The novelist's admiration for toreo came unexpectedly. "The first time I went to a bullfight, I cried," she admitted. "I wrote to my editor, 'This is so depressing. There is nothing beautiful about seeing a splendid animal reduced to a punctured carcass.' But my editor insisted that I go again, and I did, and I was hooked."


"What changed?" I asked.

"When you see a man injured right before your eyes, and he's pale with blood loss, and he continues to finish the fight… I was sitting right there in the front row seats. I could see every emotion go through his face. I grew up in Asia, and I'm female, and Buddhist, and a member of PETA, but as a human being I could just feel everything."

Cooney looked like he'd just been slapped in the face. "You're a member of PETA?"

"I just contribute money," Poon replied.

"So do you advocate for the extermination of all domestic pets in the United States?" Cooney retorted. "Because that's their official position."

"PETA is the only organization that actually does anything to help animals," Poon maintained.

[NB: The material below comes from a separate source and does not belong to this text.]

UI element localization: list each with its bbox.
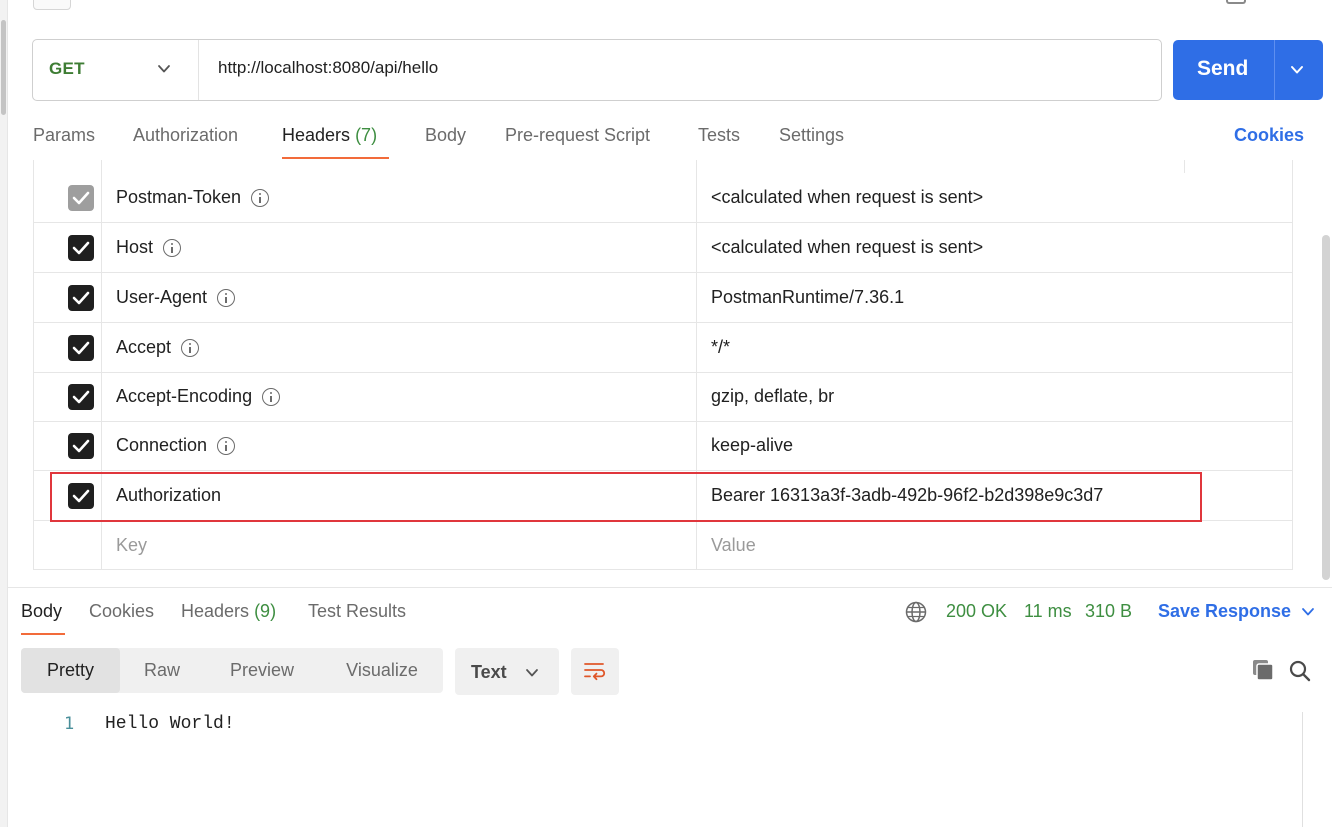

"I have a cousin who fumigated [PETA president] Ingrid Newkirk's house for termites," Cooney japed. "She's a rank speciest."

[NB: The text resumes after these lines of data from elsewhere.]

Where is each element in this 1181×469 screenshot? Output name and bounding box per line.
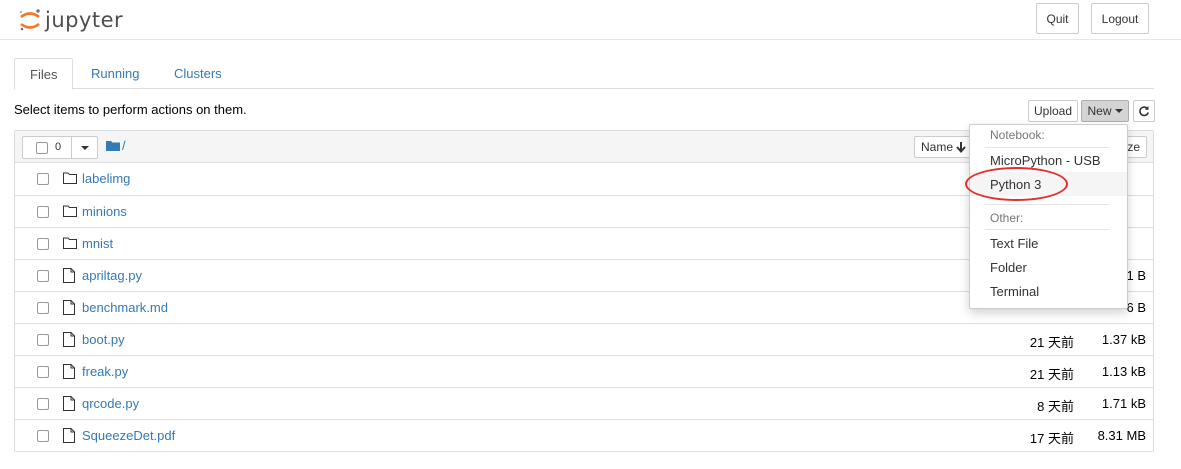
modified-time: 21 天前 (1029, 335, 1074, 350)
new-dropdown-menu: Notebook: MicroPython - USB Python 3 Oth… (969, 124, 1128, 309)
file-icon (63, 300, 77, 316)
sort-name-label: Name (921, 140, 954, 154)
file-name[interactable]: mnist (82, 236, 113, 251)
upload-button[interactable]: Upload (1028, 100, 1078, 122)
selection-hint: Select items to perform actions on them. (14, 102, 247, 117)
list-item[interactable]: freak.py 21 天前 1.13 kB (15, 355, 1153, 387)
select-all-dropdown[interactable]: 0 (22, 136, 98, 159)
row-checkbox[interactable] (37, 270, 49, 282)
file-name[interactable]: boot.py (82, 332, 125, 347)
file-size: 1.37 kB (1101, 332, 1146, 347)
caret-down-icon (1114, 109, 1123, 113)
modified-time: 8 天前 (1037, 399, 1074, 414)
selected-count: 0 (55, 141, 62, 153)
refresh-button[interactable] (1133, 100, 1155, 122)
folder-icon (63, 171, 77, 187)
select-all-checkbox[interactable] (36, 142, 48, 154)
menu-divider (985, 229, 1109, 230)
file-name[interactable]: SqueezeDet.pdf (82, 428, 175, 443)
row-checkbox[interactable] (37, 366, 49, 378)
file-icon (63, 364, 77, 380)
file-size: 8.31 MB (1097, 428, 1146, 443)
menu-divider (985, 204, 1109, 205)
file-name[interactable]: benchmark.md (82, 300, 168, 315)
highlight-annotation-ring (965, 167, 1068, 201)
caret-down-icon[interactable] (81, 146, 89, 150)
row-checkbox[interactable] (37, 334, 49, 346)
new-dropdown-button[interactable]: New (1081, 100, 1129, 122)
list-item[interactable]: boot.py 21 天前 1.37 kB (15, 323, 1153, 355)
menu-item-text-file[interactable]: Text File (970, 231, 1127, 255)
row-checkbox[interactable] (37, 398, 49, 410)
file-icon (63, 268, 77, 284)
folder-icon[interactable] (106, 140, 120, 155)
row-checkbox[interactable] (37, 430, 49, 442)
quit-button[interactable]: Quit (1036, 3, 1079, 34)
file-size: 1.71 kB (1101, 396, 1146, 411)
file-name[interactable]: labelimg (82, 171, 130, 186)
row-checkbox[interactable] (37, 238, 49, 250)
tab-running[interactable]: Running (76, 58, 154, 89)
tab-files[interactable]: Files (14, 58, 74, 90)
menu-item-terminal[interactable]: Terminal (970, 279, 1127, 303)
folder-icon (63, 204, 77, 220)
file-name[interactable]: minions (82, 204, 127, 219)
file-name[interactable]: apriltag.py (82, 268, 142, 283)
file-name[interactable]: qrcode.py (82, 396, 139, 411)
file-name[interactable]: freak.py (82, 364, 128, 379)
file-size: 6 B (1126, 300, 1146, 315)
divider (71, 137, 72, 158)
tab-clusters[interactable]: Clusters (159, 58, 237, 89)
logout-button[interactable]: Logout (1091, 3, 1149, 34)
breadcrumb-root[interactable]: / (122, 138, 126, 153)
file-icon (63, 396, 77, 412)
other-header: Other: (990, 211, 1024, 225)
folder-icon (63, 236, 77, 252)
jupyter-logo[interactable]: jupyter (17, 4, 123, 36)
jupyter-logo-icon (17, 7, 43, 33)
tab-bar: Files Running Clusters (14, 58, 1154, 90)
sort-by-name-button[interactable]: Name (914, 136, 974, 158)
row-checkbox[interactable] (37, 173, 49, 185)
file-icon (63, 428, 77, 444)
arrow-down-icon (956, 141, 966, 153)
top-header: jupyter Quit Logout (0, 0, 1181, 40)
file-size: 1 B (1126, 268, 1146, 283)
modified-time: 17 天前 (1029, 431, 1074, 446)
refresh-icon (1139, 106, 1149, 117)
logo-text: jupyter (45, 8, 124, 32)
list-item[interactable]: SqueezeDet.pdf 17 天前 8.31 MB (15, 419, 1153, 451)
file-icon (63, 332, 77, 348)
notebook-header: Notebook: (990, 128, 1045, 142)
menu-item-folder[interactable]: Folder (970, 255, 1127, 279)
file-size: 1.13 kB (1101, 364, 1146, 379)
new-button-label: New (1087, 104, 1112, 118)
row-checkbox[interactable] (37, 302, 49, 314)
row-checkbox[interactable] (37, 206, 49, 218)
list-item[interactable]: qrcode.py 8 天前 1.71 kB (15, 387, 1153, 419)
modified-time: 21 天前 (1029, 367, 1074, 382)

"You need to change the enemy from within," Poon told him. "You need to show them that you're rational."

"What's the best, most rational case that bullfighters can make?" I asked.

"Well, first they need to admit that it hurts," Poon replied.

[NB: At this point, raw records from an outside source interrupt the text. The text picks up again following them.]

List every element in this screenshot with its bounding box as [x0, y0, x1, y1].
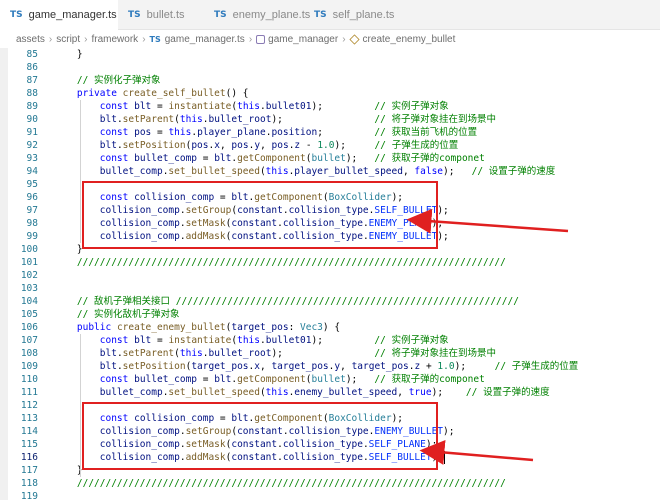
chevron-right-icon: › [142, 33, 146, 45]
typescript-icon: TS [314, 10, 327, 20]
chevron-right-icon: › [342, 33, 346, 45]
chevron-right-icon: › [84, 33, 88, 45]
annotation-arrows [406, 208, 569, 465]
annotation-arrow-self [406, 208, 569, 234]
annotation-arrow-enemy [419, 440, 534, 465]
tab-label: enemy_plane.ts [232, 9, 311, 21]
breadcrumb-item-assets[interactable]: assets [16, 34, 45, 45]
tab-bullet[interactable]: TS bullet.ts [118, 0, 210, 30]
tab-label: game_manager.ts [28, 9, 117, 21]
typescript-icon: TS [214, 10, 227, 20]
typescript-icon: TS [10, 10, 23, 20]
breadcrumb: assets › script › framework › TS game_ma… [0, 30, 660, 48]
typescript-icon: TS [149, 34, 161, 44]
chevron-right-icon: › [48, 33, 53, 45]
editor-tab-bar: TS game_manager.ts TS bullet.ts TS enemy… [0, 0, 660, 30]
breadcrumb-item-framework[interactable]: framework [92, 34, 139, 45]
breadcrumb-item-method[interactable]: create_enemy_bullet [363, 34, 456, 45]
breadcrumb-item-file[interactable]: game_manager.ts [165, 34, 245, 45]
tab-self-plane[interactable]: TS self_plane.ts [314, 0, 414, 30]
tab-game-manager[interactable]: TS game_manager.ts [0, 0, 118, 30]
tab-label: self_plane.ts [332, 9, 395, 21]
class-icon [256, 34, 266, 44]
tab-label: bullet.ts [146, 9, 185, 21]
breadcrumb-item-class[interactable]: game_manager [268, 34, 338, 45]
typescript-icon: TS [128, 10, 141, 20]
chevron-right-icon: › [248, 33, 253, 45]
code-editor[interactable]: 85 } 86 87 // 实例化子弹对象 88 private create_sel… [0, 48, 660, 500]
breadcrumb-item-script[interactable]: script [56, 34, 80, 45]
method-icon [348, 33, 360, 45]
tab-enemy-plane[interactable]: TS enemy_plane.ts [210, 0, 314, 30]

"No," Cooney interjected. "Science tells us that prey animals have high endorphin content in the bodies. When you're watching TV, and you see a lion eating a zebra, that zebra is in shock. Its body is filled with shock hormones."

"We can't say for sure," Poon acknowledged. "But when you deny that it's cruel, they see you as barbaric."


"Cuisine is cruelty," Cooney said. "Unless you're an absolute vegan, you're participating in cuisine. And I'm glad you do, because it makes human life more rich."

"When I was writing the novel," Poon said, "I was searching for the source of the discomfort [surrounding bullfighting] on both sides of the issue. Ultimately, I think we're all fundamentally uncomfortable about our power over animals. We don't know how to deal with this power. So we choose to negotiate a relationship with animals: how they're raised, how they die, how they get eaten. You go into a grocery store and there's a constant dialogue about our stewardship over animals. Look at all the different kinds of eggs you can buy—eggs with a guaranteed square footage of 150 square feet per animal…"

"But it's not sincere." Cooney asserted. "It's a sham. It's a question of making yourself feel good. The people in your organization sincerely believe that they have an extra capacity for caring, and that people like me are somehow handicapped. I think that, on the most basic level, they just don't want us to have fun."

"I have a horse, and I care for the horse like it's my daughter," Poon offered. " And I would love to be in a fox hunt. I think it would be a really fun community event. But I also hope the fox gets away. I think we have to be comfortable with moral ambiguity, and most people aren't."

"You may not like the bullfight," Cooney concluded. "You may find it abhorrent or deeply disturbing, but the one thing you can't do is dismiss it. You can't dismiss its unearthly beauty. You can't dismiss its power."

The discussion meandered as the sun slipped lower and our shadows lengthened. The capote and muleta sat neglected, leaning up against the chain-link fence. The practice had ended too soon. We walked back together to the parking lot and parted ways. I shook Poon's hand and then Cooney's, realizing that I still had never seen the bullfighter's eyes. The instructor prefers to keep a low profile behind a permanent pair of shades and a ski hat. Perhaps he suspects there are animal rights activists who would love the opportunity to do to him what he does to bulls.